An open letter to midlife women…

2026-01-04

My dear sweetheart,

I know exactly how you feel right now. You see it. You know that there are ways that you’ve participated in your own suffering for so long now. You didn’t always get it but you do now. And that’s painful. Honestly it’s excruciating. And there is a helplessness to it. It’s almost as if you don’t think that you would ever be able to overcome these patterns that you’ve got yourself into that are just habits of being you now. How would you ever stop being yourself? Is that even possible?

I’m writing this blog right now because I saw you today. I saw you in your exhaustion. I saw you contemplating returning to work after a holiday season and rinsing and repeating this whole mess again. I saw you wondering, is there ever a New Year’s resolution that really would change your life. I wanted to reach out and tell you, while there is no resolution there is acceptance. And while there is no quick fix, there is a road I’ve taken and many like me have taken that will lead you to more peace. More joy. More content. More of a life that you want instead of a life you feel you have to lead, because it’s what you’ve always done.

I know you think you’ve lost the plot. I know you think it’s impossible to live a life without feeling exhausted and possibly even hating getting up in the morning and doing it all over again. I know you think that pining for an idea of a life that you were sold you “should” have by now is the only way to get your shit together enough to have goals in place to course correct all this. What if I told you you’ve always been on the correct path? What if I told you that designing a life that you want to be in means looking at your life from the perspective that you are exactly where you need to be? What if I told you that exhaustion with recognition that you’ve participated in patterns of behavior that keep you trapped in a life you don’t like is exactly where you should be right now?

I imagine hearing some of those last questions makes you want to smack me across the face and honestly, I understand that. I wanted to smack my own self as I started to recognize these things. I wanted to rage against the machine that had put me in the place where I had meticulously created a life that I was told I “should” have when in fact, it was a life destined to give me grief. What kind of bullshit is that? That you do everything right and you end up in a space where you hate it? It just isn’t fair! But then again who said life was ever going to be fair. No one did.
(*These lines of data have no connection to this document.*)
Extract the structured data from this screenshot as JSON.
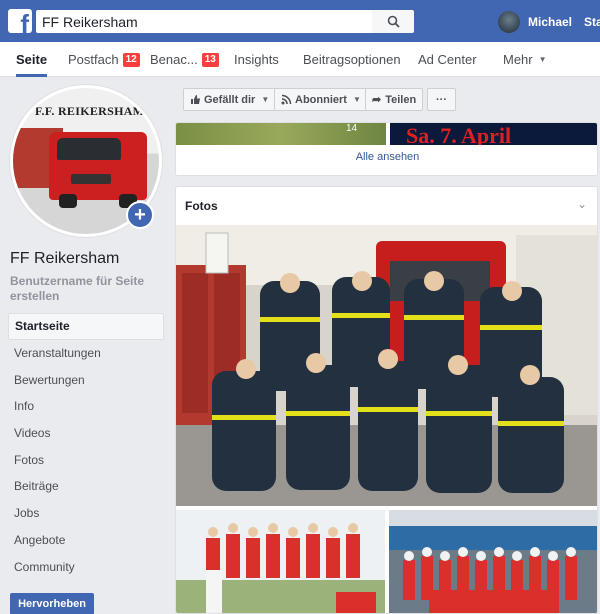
{
  "topbar": {
    "logo_letter": "f",
    "search_value": "FF Reikersham",
    "user_name": "Michael",
    "next_label": "Sta"
  },
  "tabs": [
    {
      "label": "Seite",
      "badge": ""
    },
    {
      "label": "Postfach",
      "badge": "12"
    },
    {
      "label": "Benac...",
      "badge": "13"
    },
    {
      "label": "Insights",
      "badge": ""
    },
    {
      "label": "Beitragsoptionen",
      "badge": ""
    },
    {
      "label": "Ad Center",
      "badge": ""
    },
    {
      "label": "Mehr",
      "badge": ""
    }
  ],
  "sidebar": {
    "profile_sign": "F.F. REIKERSHAM",
    "page_name": "FF Reikersham",
    "username_link": "Benutzername für Seite erstellen",
    "nav": [
      "Startseite",
      "Veranstaltungen",
      "Bewertungen",
      "Info",
      "Videos",
      "Fotos",
      "Beiträge",
      "Jobs",
      "Angebote",
      "Community"
    ],
    "promote_label": "Hervorheben"
  },
  "actions": {
    "like": "Gefällt dir",
    "follow": "Abonniert",
    "share": "Teilen",
    "more": "···"
  },
  "events_card": {
    "left_overlay": "14",
    "right_banner": "Sa. 7. April",
    "see_all": "Alle ansehen"
  },
  "photos_card": {
    "title": "Fotos"
  },
  "colors": {
    "brand": "#4267b2",
    "badge": "#fa3e3e",
    "link": "#365899"
  }
}
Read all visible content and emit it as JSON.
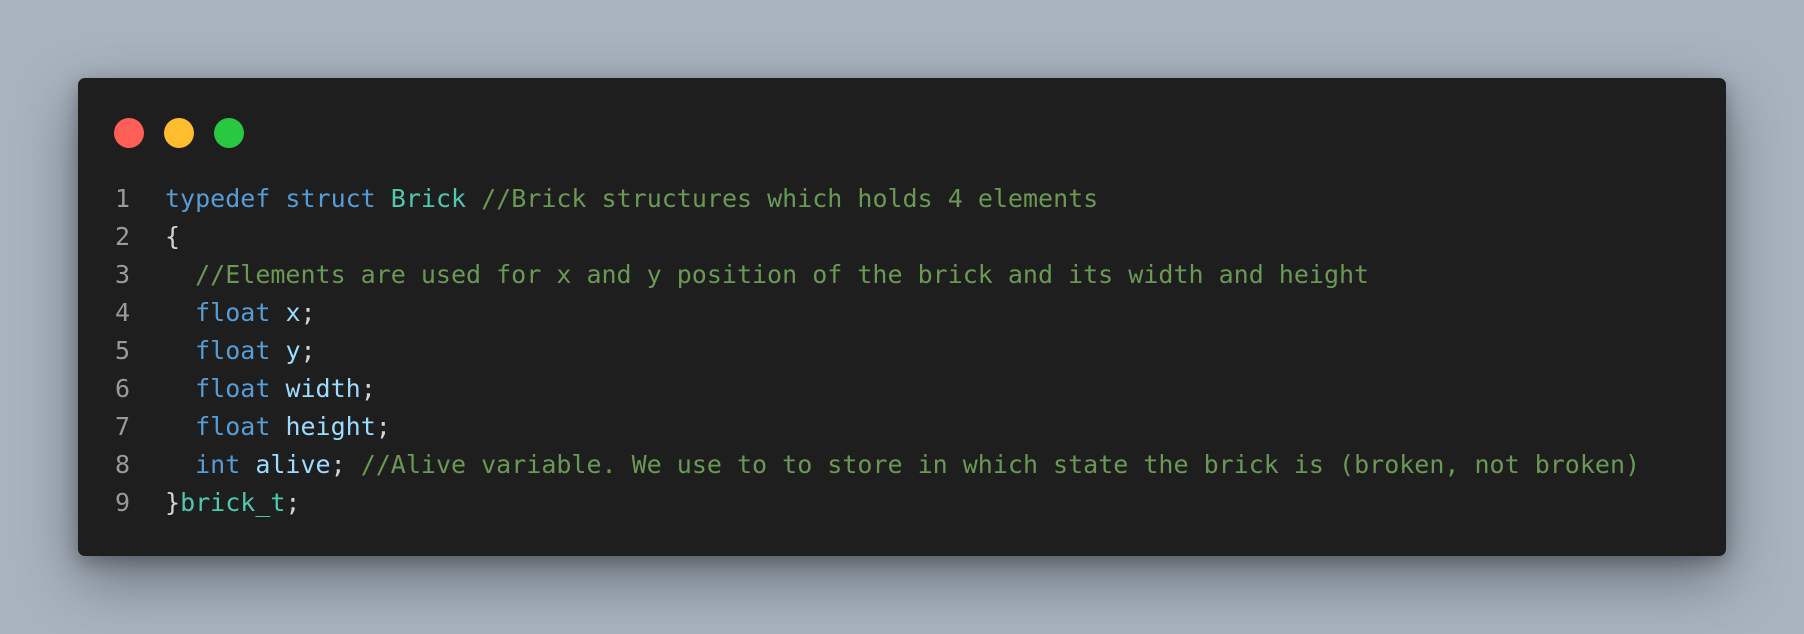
{
  "window": {
    "traffic_lights": {
      "close_color": "#ff5f57",
      "minimize_color": "#febc2e",
      "maximize_color": "#28c840"
    }
  },
  "code": {
    "language": "c",
    "lines": [
      {
        "number": "1",
        "tokens": [
          {
            "text": "typedef",
            "type": "kw"
          },
          {
            "text": " ",
            "type": "pn"
          },
          {
            "text": "struct",
            "type": "kw"
          },
          {
            "text": " ",
            "type": "pn"
          },
          {
            "text": "Brick",
            "type": "ty"
          },
          {
            "text": " ",
            "type": "pn"
          },
          {
            "text": "//Brick structures which holds 4 elements",
            "type": "cm"
          }
        ]
      },
      {
        "number": "2",
        "tokens": [
          {
            "text": "{",
            "type": "pn"
          }
        ]
      },
      {
        "number": "3",
        "tokens": [
          {
            "text": "  ",
            "type": "pn"
          },
          {
            "text": "//Elements are used for x and y position of the brick and its width and height",
            "type": "cm"
          }
        ]
      },
      {
        "number": "4",
        "tokens": [
          {
            "text": "  ",
            "type": "pn"
          },
          {
            "text": "float",
            "type": "kw"
          },
          {
            "text": " ",
            "type": "pn"
          },
          {
            "text": "x",
            "type": "id"
          },
          {
            "text": ";",
            "type": "pn"
          }
        ]
      },
      {
        "number": "5",
        "tokens": [
          {
            "text": "  ",
            "type": "pn"
          },
          {
            "text": "float",
            "type": "kw"
          },
          {
            "text": " ",
            "type": "pn"
          },
          {
            "text": "y",
            "type": "id"
          },
          {
            "text": ";",
            "type": "pn"
          }
        ]
      },
      {
        "number": "6",
        "tokens": [
          {
            "text": "  ",
            "type": "pn"
          },
          {
            "text": "float",
            "type": "kw"
          },
          {
            "text": " ",
            "type": "pn"
          },
          {
            "text": "width",
            "type": "id"
          },
          {
            "text": ";",
            "type": "pn"
          }
        ]
      },
      {
        "number": "7",
        "tokens": [
          {
            "text": "  ",
            "type": "pn"
          },
          {
            "text": "float",
            "type": "kw"
          },
          {
            "text": " ",
            "type": "pn"
          },
          {
            "text": "height",
            "type": "id"
          },
          {
            "text": ";",
            "type": "pn"
          }
        ]
      },
      {
        "number": "8",
        "tokens": [
          {
            "text": "  ",
            "type": "pn"
          },
          {
            "text": "int",
            "type": "kw"
          },
          {
            "text": " ",
            "type": "pn"
          },
          {
            "text": "alive",
            "type": "id"
          },
          {
            "text": "; ",
            "type": "pn"
          },
          {
            "text": "//Alive variable. We use to to store in which state the brick is (broken, not broken)",
            "type": "cm"
          }
        ]
      },
      {
        "number": "9",
        "tokens": [
          {
            "text": "}",
            "type": "pn"
          },
          {
            "text": "brick_t",
            "type": "ty"
          },
          {
            "text": ";",
            "type": "pn"
          }
        ]
      }
    ]
  }
}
And I still think that the reward here is recognizing that where you are is not where you want to be. And the helpless feeling makes sense to me and I hope to help you see it makes sense for you. The helplessness is that all the things you’ve learned to do to get yourself out of a pickle in your life won’t work here. Why? Well think about it. If they had worked, wouldn’t you be in a better place already? Of course you would. I know this has never been a problem with effort. I know you’ve started every January 1 with a whole list of things you’re gonna do to fix your life. And yet you end up back in the same exhausted place. Here where you hate it. Here where the life you’re in is not the life you want to be in. Here in your resentment that you’ve done everything right and yet can’t seem to get it right.
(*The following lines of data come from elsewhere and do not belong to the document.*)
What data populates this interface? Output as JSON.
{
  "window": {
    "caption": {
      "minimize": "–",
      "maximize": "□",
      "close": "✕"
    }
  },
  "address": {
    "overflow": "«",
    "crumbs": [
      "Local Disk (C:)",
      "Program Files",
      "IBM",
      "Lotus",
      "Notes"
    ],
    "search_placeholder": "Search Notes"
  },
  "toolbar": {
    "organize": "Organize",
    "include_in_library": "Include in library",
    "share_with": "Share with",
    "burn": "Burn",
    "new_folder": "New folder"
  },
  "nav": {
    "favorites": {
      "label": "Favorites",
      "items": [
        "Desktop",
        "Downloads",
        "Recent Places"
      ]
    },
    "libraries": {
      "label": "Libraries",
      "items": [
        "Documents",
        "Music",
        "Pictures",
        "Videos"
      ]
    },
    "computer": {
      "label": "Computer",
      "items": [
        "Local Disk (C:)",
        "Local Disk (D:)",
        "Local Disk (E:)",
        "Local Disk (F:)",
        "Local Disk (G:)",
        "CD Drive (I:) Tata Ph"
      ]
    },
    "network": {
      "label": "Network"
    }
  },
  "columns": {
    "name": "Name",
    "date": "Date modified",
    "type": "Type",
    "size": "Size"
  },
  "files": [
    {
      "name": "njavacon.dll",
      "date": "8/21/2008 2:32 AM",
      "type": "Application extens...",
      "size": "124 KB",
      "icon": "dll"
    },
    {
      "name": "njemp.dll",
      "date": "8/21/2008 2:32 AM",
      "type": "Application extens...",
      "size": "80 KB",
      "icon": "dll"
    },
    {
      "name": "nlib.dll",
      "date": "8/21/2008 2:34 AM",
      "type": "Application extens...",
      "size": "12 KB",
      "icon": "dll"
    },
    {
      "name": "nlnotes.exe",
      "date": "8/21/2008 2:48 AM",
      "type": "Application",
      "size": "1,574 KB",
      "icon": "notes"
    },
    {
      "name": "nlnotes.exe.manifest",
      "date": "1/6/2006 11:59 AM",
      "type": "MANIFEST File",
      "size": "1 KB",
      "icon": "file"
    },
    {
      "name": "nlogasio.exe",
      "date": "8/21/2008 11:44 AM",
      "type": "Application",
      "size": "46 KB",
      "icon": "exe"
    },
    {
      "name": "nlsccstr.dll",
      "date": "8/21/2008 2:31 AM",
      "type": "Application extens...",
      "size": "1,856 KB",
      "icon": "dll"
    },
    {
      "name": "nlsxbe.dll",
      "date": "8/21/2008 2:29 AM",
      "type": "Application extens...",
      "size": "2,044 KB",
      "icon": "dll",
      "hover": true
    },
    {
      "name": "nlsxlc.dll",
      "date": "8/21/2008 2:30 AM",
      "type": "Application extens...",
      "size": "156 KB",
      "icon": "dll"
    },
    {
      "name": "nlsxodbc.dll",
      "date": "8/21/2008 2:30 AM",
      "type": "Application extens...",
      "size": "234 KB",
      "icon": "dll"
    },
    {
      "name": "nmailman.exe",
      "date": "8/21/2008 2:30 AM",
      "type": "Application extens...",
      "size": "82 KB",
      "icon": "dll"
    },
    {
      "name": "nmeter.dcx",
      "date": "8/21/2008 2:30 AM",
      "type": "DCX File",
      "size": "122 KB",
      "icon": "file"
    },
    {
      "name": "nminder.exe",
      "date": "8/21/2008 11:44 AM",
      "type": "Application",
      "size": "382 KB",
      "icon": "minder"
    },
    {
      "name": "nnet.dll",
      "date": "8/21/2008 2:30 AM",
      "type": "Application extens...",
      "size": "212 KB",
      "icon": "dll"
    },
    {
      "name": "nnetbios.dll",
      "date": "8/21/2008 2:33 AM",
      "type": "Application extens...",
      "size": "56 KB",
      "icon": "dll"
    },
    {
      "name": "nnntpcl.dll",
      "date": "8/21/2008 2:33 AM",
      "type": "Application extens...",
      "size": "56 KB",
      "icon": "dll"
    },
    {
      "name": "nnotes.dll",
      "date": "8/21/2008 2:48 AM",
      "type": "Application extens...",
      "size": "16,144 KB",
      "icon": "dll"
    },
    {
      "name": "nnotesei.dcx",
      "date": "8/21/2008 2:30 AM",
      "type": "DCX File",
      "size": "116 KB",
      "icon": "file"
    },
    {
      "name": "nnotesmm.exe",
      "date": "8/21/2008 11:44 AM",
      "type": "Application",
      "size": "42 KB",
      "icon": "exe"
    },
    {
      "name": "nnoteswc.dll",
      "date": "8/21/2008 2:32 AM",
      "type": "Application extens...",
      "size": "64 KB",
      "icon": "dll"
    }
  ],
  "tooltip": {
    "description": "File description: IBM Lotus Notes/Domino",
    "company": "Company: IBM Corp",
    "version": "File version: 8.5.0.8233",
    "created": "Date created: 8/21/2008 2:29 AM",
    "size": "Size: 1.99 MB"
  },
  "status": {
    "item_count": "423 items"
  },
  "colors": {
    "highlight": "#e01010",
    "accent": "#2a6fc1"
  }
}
My invitation to you is that maybe this is exactly where you need to be. And maybe you needed to be here as many times as necessary to really get the motivation to look at this differently. To see that everything you’ll do from this point forward is going to be brand new and therefore awkward, uncomfortable, and even painful at times. However, the excitement, the hope is that it will bring you to a new place. That on this next stretch, you will be ready to choose differently for yourself. That maybe you’ll even find that you like living in your life or dare I suggest love it. But only if you choose the road less traveled. Only if you go through the doors, you’ve never gone through before. Only if you engage in patterns of behavior that you haven’t even dreamed of having yet.

Have you grown exhausted enough that you’re ready to lay down everything that you know how to do? Are you that tired yet? Are you resentful enough that you’ve done everything right that you’re ready to consider that doing things that way isn’t right for you? Can you feel that very small hope living inside your soul that whispers, “Believe!”

If that’s where you think you are, then let’s begin. Let’s begin designing a new life. A life that you can’t wait to get up for every single day. A life you never knew you could even dream of for yourself. Let’s begin living that life. Let’s let go of the idea that we need to be fixed or improved or find the right goal or engage in the right behavior to finally reach happiness. That has never been how this was going to work. Let’s give all that up and listen to that small voice on the inside. Let’s Believe.